By Katya Schwenk
A Koch-owned company is exploiting bankruptcy law to avoid responsibility for their asbestos assets and rewrite judicial precedent.
The United States Supreme Court just handed the oil and gas conglomerate Koch Industries — and its subsidiary, Georgia-Pacific, a paper and building material manufacturer — a major victory when it allowed the company to avoid paying damages to people who claim they were poisoned by the company’s products.…
The Supreme Court’s decision in the Georgia-Pacific case comes at a critical moment for this legal strategy, as the courts decide whether to greenlight the Texas two-step and let companies continue to use it to escape liability.
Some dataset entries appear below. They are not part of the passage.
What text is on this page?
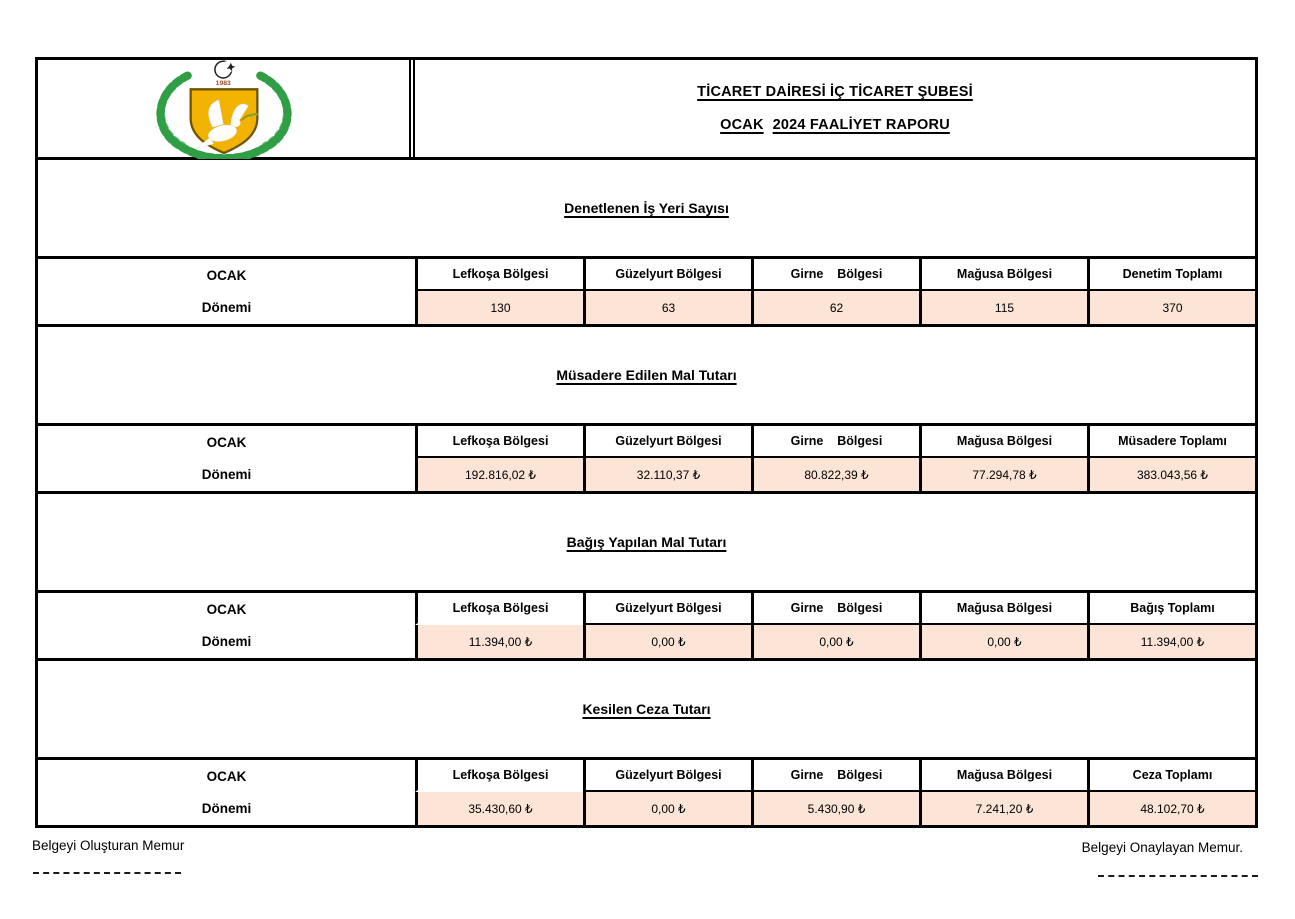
1983
TİCARET DAİRESİ İÇ TİCARET ŞUBESİ
OCAK 2024 FAALİYET RAPORU
Denetlenen İş Yeri Sayısı
OCAK
Dönemi
Lefkoşa Bölgesi	Güzelyurt Bölgesi	Girne    Bölgesi	Mağusa Bölgesi	Denetim Toplamı
130	63	62	115	370
Müsadere Edilen Mal Tutarı
OCAK
Dönemi
Lefkoşa Bölgesi	Güzelyurt Bölgesi	Girne    Bölgesi	Mağusa Bölgesi	Müsadere Toplamı
192.816,02 ₺	32.110,37 ₺	80.822,39 ₺	77.294,78 ₺	383.043,56 ₺
Bağış Yapılan Mal Tutarı
OCAK
Dönemi
Lefkoşa Bölgesi	Güzelyurt Bölgesi	Girne    Bölgesi	Mağusa Bölgesi	Bağış Toplamı
11.394,00 ₺	0,00 ₺	0,00 ₺	0,00 ₺	11.394,00 ₺
Kesilen Ceza Tutarı
OCAK
Dönemi
Lefkoşa Bölgesi	Güzelyurt Bölgesi	Girne    Bölgesi	Mağusa Bölgesi	Ceza Toplamı
35.430,60 ₺	0,00 ₺	5.430,90 ₺	7.241,20 ₺	48.102,70 ₺
Belgeyi Oluşturan Memur	Belgeyi Onaylayan Memur.
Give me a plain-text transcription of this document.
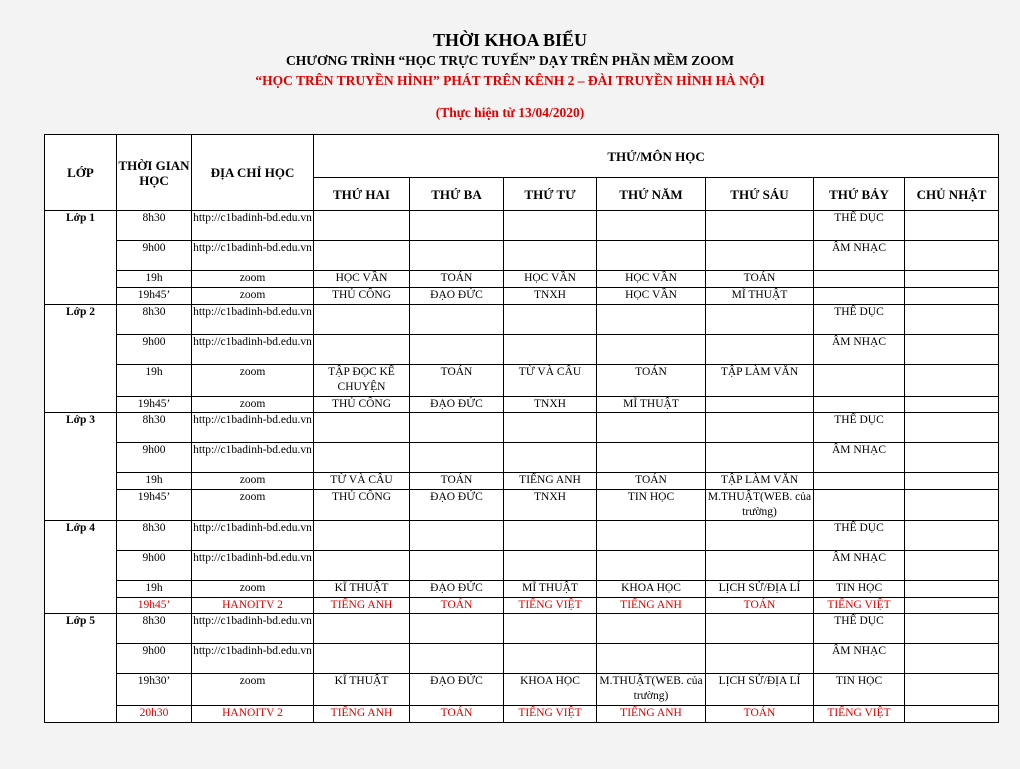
THỜI KHOA BIỂU
CHƯƠNG TRÌNH “HỌC TRỰC TUYẾN” DẠY TRÊN PHẦN MỀM ZOOM
“HỌC TRÊN TRUYỀN HÌNH” PHÁT TRÊN KÊNH 2 – ĐÀI TRUYỀN HÌNH HÀ NỘI
(Thực hiện từ 13/04/2020)
LỚP	THỜI GIAN HỌC	ĐỊA CHỈ HỌC	THỨ/MÔN HỌC						
			THỨ HAI	THỨ BA	THỨ TƯ	THỨ NĂM	THỨ SÁU	THỨ BẢY	CHỦ NHẬT
Lớp 1	8h30	http://c1badinh-bd.edu.vn						THỂ DỤC	
	9h00	http://c1badinh-bd.edu.vn						ÂM NHẠC	
	19h	zoom	HỌC VẦN	TOÁN	HỌC VẦN	HỌC VẦN	TOÁN		
	19h45’	zoom	THỦ CÔNG	ĐẠO ĐỨC	TNXH	HỌC VẦN	MĨ THUẬT		
Lớp 2	8h30	http://c1badinh-bd.edu.vn						THỂ DỤC	
	9h00	http://c1badinh-bd.edu.vn						ÂM NHẠC	
	19h	zoom	TẬP ĐỌC KỂ CHUYỆN	TOÁN	TỪ VÀ CÂU	TOÁN	TẬP LÀM VĂN		
	19h45’	zoom	THỦ CÔNG	ĐẠO ĐỨC	TNXH	MĨ THUẬT			
Lớp 3	8h30	http://c1badinh-bd.edu.vn						THỂ DỤC	
	9h00	http://c1badinh-bd.edu.vn						ÂM NHẠC	
	19h	zoom	TỪ VÀ CÂU	TOÁN	TIẾNG ANH	TOÁN	TẬP LÀM VĂN		
	19h45’	zoom	THỦ CÔNG	ĐẠO ĐỨC	TNXH	TIN HỌC	M.THUẬT(WEB. của trường)		
Lớp 4	8h30	http://c1badinh-bd.edu.vn						THỂ DỤC	
	9h00	http://c1badinh-bd.edu.vn						ÂM NHẠC	
	19h	zoom	KĨ THUẬT	ĐẠO ĐỨC	MĨ THUẬT	KHOA HỌC	LỊCH SỬ/ĐỊA LÍ	TIN HỌC	
	19h45’	HANOITV 2	TIẾNG ANH	TOÁN	TIẾNG VIỆT	TIẾNG ANH	TOÁN	TIẾNG VIỆT	
Lớp 5	8h30	http://c1badinh-bd.edu.vn						THỂ DỤC	
	9h00	http://c1badinh-bd.edu.vn						ÂM NHẠC	
	19h30’	zoom	KĨ THUẬT	ĐẠO ĐỨC	KHOA HỌC	M.THUẬT(WEB. của trường)	LỊCH SỬ/ĐỊA LÍ	TIN HỌC	
	20h30	HANOITV 2	TIẾNG ANH	TOÁN	TIẾNG VIỆT	TIẾNG ANH	TOÁN	TIẾNG VIỆT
“The courts are split as to whether this is going to be allowed,” said Joanne Doroshow, the executive director of the Center for Justice and Democracy, a legal group that advocates for consumers and victims seeking damages in court from companies like Georgia-Pacific.…
As the courts deliberate, corporate America is lobbying to support the use of the Texas two-step by Georgia-Pacific and others. The U.S. Chamber of Commerce — the biggest lobbying group in the country — intervened to submit amicus briefs in both the Georgia-Pacific case and the ongoing Purdue case, pushing the courts to allow the companies to use bankruptcy court to limit their liability.
The Chamber of Commerce is joined in its support for the Texas two-step by the American Tort Reform Association, which Doroshow described as “basically a front group for major corporations in America that want to take rights away from everyday people and protect corporations from being sued when they commit wrongdoing.”